Step by Step Guide

  1. Begin in a seated position with your legs extended in front of you.
  2. Bend your right knee and cross it over your left, bringing your right foot towards the outside of your left hip.
  3. Align your right knee directly over your left knee, stacking them on top of each other.
  4. Flex both feet to protect your ankles.
  5. Ensure your pelvis is squared, and both sitting bones are grounded on the mat.
  6. Adjust the position of your right foot, aiming to have it closer to your left hip.
  7. Lengthen your spine by sitting up tall.
  8. If needed, place a cushion or folded blanket under your sitting bones for support.
  9. Inhale deeply, and as you exhale, hinge at your hips and fold forward over your crossed legs.
  10. Walk your hands forward, extending your arms out in front of you.

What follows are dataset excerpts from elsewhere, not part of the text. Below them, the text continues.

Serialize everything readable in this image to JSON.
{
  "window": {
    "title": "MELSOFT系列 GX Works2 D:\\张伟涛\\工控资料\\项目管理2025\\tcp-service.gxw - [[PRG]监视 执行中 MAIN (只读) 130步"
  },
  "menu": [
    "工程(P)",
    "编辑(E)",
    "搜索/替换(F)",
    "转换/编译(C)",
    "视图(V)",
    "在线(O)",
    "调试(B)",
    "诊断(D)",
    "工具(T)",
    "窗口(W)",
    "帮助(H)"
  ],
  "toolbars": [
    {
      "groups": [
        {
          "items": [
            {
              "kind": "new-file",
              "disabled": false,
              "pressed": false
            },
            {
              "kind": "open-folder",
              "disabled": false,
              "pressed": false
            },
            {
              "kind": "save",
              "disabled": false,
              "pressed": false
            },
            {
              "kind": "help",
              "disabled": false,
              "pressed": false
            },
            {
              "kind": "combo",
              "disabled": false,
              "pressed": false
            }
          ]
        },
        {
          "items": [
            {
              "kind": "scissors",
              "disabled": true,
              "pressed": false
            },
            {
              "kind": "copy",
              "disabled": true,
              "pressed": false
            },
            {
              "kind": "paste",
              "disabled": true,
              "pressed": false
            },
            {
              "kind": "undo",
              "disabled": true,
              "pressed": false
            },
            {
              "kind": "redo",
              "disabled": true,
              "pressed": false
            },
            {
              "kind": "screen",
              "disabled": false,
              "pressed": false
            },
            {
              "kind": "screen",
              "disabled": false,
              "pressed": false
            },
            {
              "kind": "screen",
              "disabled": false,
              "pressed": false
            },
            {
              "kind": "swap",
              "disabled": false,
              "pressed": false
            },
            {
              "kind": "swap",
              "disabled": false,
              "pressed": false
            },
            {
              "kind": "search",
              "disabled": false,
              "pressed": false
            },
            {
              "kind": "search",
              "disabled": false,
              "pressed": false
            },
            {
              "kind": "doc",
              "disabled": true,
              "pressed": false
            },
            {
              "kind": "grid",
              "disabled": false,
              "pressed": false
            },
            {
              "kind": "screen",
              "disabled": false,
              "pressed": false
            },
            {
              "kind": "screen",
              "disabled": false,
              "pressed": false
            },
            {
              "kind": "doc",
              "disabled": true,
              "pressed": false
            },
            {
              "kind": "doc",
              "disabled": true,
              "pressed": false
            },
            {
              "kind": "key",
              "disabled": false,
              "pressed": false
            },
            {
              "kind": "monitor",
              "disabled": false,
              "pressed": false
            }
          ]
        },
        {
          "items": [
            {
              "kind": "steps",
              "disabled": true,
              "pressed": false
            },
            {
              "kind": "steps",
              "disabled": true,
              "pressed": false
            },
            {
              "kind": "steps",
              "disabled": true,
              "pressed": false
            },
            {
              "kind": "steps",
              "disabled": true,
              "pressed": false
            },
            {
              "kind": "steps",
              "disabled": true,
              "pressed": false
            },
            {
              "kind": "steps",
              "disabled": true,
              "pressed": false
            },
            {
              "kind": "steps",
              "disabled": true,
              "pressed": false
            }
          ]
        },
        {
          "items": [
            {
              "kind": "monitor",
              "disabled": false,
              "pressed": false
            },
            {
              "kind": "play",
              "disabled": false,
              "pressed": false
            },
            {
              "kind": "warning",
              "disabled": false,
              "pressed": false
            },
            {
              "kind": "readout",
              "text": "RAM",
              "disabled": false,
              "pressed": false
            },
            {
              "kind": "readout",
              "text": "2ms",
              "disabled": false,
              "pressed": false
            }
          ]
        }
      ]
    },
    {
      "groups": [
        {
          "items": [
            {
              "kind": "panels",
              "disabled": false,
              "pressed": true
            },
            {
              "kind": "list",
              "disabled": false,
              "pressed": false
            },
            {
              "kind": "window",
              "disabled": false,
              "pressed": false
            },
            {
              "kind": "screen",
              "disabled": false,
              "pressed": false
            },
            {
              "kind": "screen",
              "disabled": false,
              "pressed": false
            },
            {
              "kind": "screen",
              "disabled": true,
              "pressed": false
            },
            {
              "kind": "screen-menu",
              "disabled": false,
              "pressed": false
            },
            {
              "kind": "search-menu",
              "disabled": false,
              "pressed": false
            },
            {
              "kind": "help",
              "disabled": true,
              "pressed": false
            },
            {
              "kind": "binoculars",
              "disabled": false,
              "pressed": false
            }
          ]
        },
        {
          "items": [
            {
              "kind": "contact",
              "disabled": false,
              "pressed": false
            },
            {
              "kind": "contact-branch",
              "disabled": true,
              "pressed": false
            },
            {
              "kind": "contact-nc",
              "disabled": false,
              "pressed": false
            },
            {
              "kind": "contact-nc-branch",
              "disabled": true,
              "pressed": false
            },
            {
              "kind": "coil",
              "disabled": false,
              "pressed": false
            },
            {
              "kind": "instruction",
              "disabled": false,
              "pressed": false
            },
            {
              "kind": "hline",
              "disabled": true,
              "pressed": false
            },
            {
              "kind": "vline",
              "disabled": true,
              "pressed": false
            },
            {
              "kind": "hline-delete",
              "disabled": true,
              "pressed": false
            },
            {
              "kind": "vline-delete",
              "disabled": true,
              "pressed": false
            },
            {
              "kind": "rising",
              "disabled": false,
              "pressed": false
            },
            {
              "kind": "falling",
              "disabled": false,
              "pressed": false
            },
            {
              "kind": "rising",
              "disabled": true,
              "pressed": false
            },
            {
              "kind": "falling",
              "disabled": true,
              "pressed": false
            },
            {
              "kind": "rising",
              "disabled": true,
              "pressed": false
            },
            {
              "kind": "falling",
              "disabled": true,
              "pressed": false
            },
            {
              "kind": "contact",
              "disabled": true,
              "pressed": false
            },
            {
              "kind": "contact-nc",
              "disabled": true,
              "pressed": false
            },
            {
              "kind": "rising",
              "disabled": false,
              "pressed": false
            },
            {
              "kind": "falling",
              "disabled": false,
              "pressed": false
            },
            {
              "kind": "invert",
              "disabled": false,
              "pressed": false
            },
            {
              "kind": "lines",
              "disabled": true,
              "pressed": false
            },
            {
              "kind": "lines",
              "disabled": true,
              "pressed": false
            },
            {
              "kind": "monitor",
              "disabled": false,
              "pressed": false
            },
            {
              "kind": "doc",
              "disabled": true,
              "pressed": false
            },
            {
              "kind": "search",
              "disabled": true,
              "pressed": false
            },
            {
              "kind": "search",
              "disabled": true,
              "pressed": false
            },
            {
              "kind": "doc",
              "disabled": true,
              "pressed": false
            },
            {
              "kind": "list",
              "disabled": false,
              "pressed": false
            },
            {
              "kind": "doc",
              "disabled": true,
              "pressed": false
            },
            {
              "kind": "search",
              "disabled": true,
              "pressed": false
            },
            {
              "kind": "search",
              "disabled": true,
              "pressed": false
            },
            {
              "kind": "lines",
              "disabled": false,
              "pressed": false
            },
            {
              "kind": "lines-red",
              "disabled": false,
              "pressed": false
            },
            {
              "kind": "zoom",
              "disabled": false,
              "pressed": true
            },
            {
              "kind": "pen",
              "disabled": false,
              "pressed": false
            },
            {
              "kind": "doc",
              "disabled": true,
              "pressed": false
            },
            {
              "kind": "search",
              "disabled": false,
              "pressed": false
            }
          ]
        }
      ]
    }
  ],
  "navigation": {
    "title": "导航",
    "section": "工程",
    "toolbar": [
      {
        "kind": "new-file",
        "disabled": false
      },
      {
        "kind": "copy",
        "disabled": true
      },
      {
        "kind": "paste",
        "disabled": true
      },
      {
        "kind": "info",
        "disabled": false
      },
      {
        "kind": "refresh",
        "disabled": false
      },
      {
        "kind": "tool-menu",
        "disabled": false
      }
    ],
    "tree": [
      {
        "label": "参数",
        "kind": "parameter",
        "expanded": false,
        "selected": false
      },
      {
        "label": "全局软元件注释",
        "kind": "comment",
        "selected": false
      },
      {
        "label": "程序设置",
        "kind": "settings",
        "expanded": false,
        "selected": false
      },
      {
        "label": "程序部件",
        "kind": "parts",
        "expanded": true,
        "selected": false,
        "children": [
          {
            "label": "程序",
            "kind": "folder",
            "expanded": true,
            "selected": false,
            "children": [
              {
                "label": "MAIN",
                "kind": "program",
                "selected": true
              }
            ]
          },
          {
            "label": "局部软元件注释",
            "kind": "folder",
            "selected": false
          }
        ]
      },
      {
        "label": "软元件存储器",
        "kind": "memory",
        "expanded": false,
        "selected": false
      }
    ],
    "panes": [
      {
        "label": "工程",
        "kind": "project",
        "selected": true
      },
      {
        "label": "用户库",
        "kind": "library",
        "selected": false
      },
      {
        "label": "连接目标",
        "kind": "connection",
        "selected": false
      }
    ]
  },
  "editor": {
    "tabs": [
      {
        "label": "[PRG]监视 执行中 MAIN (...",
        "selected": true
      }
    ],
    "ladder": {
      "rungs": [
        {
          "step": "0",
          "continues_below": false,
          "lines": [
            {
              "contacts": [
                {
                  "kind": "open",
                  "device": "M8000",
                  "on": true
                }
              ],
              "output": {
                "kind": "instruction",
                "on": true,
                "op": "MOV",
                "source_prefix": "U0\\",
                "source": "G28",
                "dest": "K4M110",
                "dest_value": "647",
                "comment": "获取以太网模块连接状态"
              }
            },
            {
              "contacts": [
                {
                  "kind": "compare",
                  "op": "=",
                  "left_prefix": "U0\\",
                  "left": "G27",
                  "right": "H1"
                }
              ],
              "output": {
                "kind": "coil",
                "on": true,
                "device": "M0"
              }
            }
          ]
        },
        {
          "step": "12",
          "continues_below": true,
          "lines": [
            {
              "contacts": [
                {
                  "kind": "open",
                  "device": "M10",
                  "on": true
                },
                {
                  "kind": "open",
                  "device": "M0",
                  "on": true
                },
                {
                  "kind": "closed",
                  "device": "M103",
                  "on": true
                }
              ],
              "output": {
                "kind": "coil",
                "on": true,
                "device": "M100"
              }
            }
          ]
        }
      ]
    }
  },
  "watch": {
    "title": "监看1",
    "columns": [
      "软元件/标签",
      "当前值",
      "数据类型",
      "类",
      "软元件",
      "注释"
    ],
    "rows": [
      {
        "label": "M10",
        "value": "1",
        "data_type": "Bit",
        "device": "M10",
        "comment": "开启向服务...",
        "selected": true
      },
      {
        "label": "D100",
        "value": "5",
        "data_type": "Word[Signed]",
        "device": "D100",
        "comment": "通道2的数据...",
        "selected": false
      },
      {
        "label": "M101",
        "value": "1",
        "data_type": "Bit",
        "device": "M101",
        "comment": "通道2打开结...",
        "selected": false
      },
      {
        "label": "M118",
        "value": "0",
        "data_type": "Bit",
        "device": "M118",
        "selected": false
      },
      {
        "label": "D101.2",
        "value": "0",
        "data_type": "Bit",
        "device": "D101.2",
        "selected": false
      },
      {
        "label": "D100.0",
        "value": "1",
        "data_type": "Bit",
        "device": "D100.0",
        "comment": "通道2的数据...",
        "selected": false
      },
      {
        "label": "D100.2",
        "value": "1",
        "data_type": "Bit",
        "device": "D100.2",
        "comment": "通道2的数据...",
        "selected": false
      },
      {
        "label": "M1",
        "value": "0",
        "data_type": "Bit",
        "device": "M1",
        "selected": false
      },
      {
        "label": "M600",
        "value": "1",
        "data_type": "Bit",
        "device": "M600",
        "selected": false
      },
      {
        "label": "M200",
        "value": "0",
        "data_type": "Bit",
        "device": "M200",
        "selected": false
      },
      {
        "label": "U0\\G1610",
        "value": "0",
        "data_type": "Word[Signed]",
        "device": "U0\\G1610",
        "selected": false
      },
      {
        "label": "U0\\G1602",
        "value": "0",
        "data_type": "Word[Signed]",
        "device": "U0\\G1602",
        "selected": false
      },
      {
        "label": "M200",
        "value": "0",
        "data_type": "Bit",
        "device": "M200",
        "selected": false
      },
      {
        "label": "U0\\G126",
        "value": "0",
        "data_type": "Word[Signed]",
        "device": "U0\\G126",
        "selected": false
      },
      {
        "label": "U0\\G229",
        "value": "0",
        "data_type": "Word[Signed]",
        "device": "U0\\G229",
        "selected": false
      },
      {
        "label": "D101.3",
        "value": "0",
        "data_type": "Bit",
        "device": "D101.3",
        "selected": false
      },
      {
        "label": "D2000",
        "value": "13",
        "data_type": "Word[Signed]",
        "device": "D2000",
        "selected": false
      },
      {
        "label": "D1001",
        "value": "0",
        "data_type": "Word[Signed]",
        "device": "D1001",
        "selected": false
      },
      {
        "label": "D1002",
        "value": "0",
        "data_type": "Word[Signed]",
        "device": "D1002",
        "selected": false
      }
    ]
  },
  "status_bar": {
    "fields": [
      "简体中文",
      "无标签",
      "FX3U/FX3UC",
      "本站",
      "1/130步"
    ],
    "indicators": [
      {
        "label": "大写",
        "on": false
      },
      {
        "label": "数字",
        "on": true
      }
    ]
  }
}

Benefits of Dragonfly Pose (Yin Upavistha Konasana)

  1. Deep Hip Stretch: Square Pose targets the hips, specifically the outer hips and hip rotators.
  2. Stimulates the Digestive Organs: The forward fold compresses the abdomen, potentially stimulating the digestive organs.
  3. Improves Hip Mobility: Regular practice can enhance hip flexibility and mobility.
  4. Relaxation and Grounding: The pose has a grounding effect, promoting a sense of relaxation and calm.
  5. Mild Lower Back Release: The forward fold may provide a gentle release to the lower back.
  6. Inhale deeply through your nose, expanding your chest and creating space in your torso.
  7. Exhale slowly through your mouth or nose, releasing tension and softening into the forward fold.
  8. Continue with slow, steady breaths, using each exhale to sink a bit deeper into the stretch.

Beginner Tips:

  1. Use Props: Place a cushion or bolster in front of you to support your upper body if reaching the floor is challenging.
  2. Modify Foot Position: If your top knee is lifted significantly, place a prop like a block or cushion under it for support.
  3. Hold Square Pose for 3 to 5 minutes on each side, allowing time for the stretch to deepen.
  4. To release the pose, engage your core, inhale as you lift your torso, and return to an upright seated position.